Matt and Madeline – So nice you had a good trip back. I too love sleepy baby smiles. Sending you good thought and prayers on (hopefully) this Tuesday of non suckiness.
@ Kate from the OK…..well put my creepy stranger beautiful friend, well put.
Thinking of you today.
Flying with tiny children is hard.
Those smiles make it worth it, though – over time you’ll realise this connection you have is something which few fathers experience.
One small diamond maybe, but one to shine right through your life.
Oh, also, Happy Birthday to two Creepy Kates today! Thanks for keeping us all laughing, ladies.
Happy birthday Madeline
I can’t imagine hearing you tell what happened to you in person and not wanting to help you somehow. Jeez, I want to help you and I don’t even know you! If you’re ever in NJ…
@kate stanton – beautifully said. so true.
@matt – madeline is a composite of the love you and liz shared. it’s no wonder she is so full of light and laughter.
Glad you made it home safe and with caring people showing up along the way. How very sweet of you to let the business traveling mom get some baby-time in, it is very hard to be away. Interesting choice of books, I have never heard of them but can understand somewhat. I hope you have a better Tues and wishing Madeline could bring her good luck to the Twins tonight. Here’s to a smiling nights sleep for her!
(Give them the Zoolander!)
it’s so great when you run into KIND strangers
I love your stories about the kind strangers you run into on a near daily basis. Gives me hope for this crazy world.
And I too, can’t believe how many Em’s pop up on this blog!
I LOVE that you celebrate week birthdays! We celebrate kilograms around here and had a 10 kg party for Reese at the beginning of August.
Just checking in on Tuesday night. Hope all is well tonight.
nena and reese
funny. did a search for DIRTY SNOW at my library. what came up? king of the hill. season 2.
Thought of you as I watched the Twins lose. Wondered if you watched them lose too. Stupid Tuesdays.
@Danielle – Thank you!!!
I’m so thankful that you encounter such kindness–and I’m sure it made the plane-lady’s day to give Maddy her bottle. Glad you made it home safely after your fun trip to mn.
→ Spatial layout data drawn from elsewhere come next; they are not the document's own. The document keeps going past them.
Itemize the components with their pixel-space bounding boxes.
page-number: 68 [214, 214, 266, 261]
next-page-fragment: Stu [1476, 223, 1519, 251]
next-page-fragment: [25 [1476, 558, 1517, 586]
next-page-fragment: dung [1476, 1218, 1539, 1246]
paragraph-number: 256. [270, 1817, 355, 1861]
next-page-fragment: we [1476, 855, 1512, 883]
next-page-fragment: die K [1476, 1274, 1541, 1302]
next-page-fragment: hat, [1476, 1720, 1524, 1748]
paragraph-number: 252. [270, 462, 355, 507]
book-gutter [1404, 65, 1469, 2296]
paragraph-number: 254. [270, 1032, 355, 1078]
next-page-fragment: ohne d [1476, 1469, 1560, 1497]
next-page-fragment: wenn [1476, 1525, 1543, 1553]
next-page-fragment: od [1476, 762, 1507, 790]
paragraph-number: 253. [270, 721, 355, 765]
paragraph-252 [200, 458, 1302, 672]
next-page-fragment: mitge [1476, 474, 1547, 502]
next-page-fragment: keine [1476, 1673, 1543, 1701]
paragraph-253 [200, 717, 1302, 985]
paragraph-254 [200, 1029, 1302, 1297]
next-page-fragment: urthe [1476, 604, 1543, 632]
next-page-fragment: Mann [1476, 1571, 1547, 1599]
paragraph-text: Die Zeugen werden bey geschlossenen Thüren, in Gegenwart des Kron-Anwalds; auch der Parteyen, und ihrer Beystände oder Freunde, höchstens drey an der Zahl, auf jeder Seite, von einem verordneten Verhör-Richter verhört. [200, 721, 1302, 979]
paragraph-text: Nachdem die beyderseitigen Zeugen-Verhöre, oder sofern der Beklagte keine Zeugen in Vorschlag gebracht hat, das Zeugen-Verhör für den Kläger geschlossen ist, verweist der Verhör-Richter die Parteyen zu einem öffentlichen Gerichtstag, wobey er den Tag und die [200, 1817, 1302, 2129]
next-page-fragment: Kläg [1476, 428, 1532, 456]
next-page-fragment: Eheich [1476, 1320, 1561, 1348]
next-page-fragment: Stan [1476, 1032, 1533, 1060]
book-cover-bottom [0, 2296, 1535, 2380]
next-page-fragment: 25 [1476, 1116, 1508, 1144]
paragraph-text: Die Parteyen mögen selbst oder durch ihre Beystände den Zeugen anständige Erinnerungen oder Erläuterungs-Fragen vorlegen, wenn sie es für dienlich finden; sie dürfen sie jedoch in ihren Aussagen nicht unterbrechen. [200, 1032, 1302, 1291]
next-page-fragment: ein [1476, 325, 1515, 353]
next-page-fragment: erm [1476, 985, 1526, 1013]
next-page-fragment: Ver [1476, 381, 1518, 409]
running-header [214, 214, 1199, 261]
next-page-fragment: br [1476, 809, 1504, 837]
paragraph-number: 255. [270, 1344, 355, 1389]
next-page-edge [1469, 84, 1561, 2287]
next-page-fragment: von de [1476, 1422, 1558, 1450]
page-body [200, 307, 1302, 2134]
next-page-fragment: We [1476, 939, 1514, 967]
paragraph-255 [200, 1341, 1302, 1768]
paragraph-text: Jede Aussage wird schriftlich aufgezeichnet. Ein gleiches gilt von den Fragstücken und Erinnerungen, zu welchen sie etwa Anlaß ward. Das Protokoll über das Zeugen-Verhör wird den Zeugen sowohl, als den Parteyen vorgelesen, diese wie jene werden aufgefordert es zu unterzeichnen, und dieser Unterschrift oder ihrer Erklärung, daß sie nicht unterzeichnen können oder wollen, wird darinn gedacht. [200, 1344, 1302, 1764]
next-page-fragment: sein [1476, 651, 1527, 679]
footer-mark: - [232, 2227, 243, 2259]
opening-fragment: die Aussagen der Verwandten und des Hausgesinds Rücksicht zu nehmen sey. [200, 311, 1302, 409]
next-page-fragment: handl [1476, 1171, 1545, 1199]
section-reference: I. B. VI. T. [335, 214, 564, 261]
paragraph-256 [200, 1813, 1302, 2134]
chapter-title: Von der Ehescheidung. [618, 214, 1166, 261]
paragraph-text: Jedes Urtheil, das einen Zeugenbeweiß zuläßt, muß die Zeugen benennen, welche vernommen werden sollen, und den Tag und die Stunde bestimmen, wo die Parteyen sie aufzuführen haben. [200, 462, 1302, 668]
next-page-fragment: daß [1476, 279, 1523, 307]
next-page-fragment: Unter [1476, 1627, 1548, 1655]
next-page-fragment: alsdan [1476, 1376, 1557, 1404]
Oh, and a side note–as a Katie, I have noticed the overwhelming number of creepy Kates and Katies. Funny.
My sister in law is a Katie, does that count? lol.
Happy Birthday to all the creepy kate’s and Katies, i didnt realise there were so many.
Matt – thinking of you and Madeline today, hope its a good one.
Was thinking of you yesterday, hope this Tuesday wasn’t too hard for you.
I gotta tell you a funny story, Matt. Some of my girlfriends went on a weekend retreat last week, and of course copious amounts of pictures were taken. The girl that posted them later on explained when she took them that she was trying to “out-Matt Logelin, Matt Logelin.” Your photo taking skills have become legendary, it would seem.
=)
She was smiling at her angel!
I keep hoping that the kind/helpful strangers you run in to balance out the ignorant ones that upset you!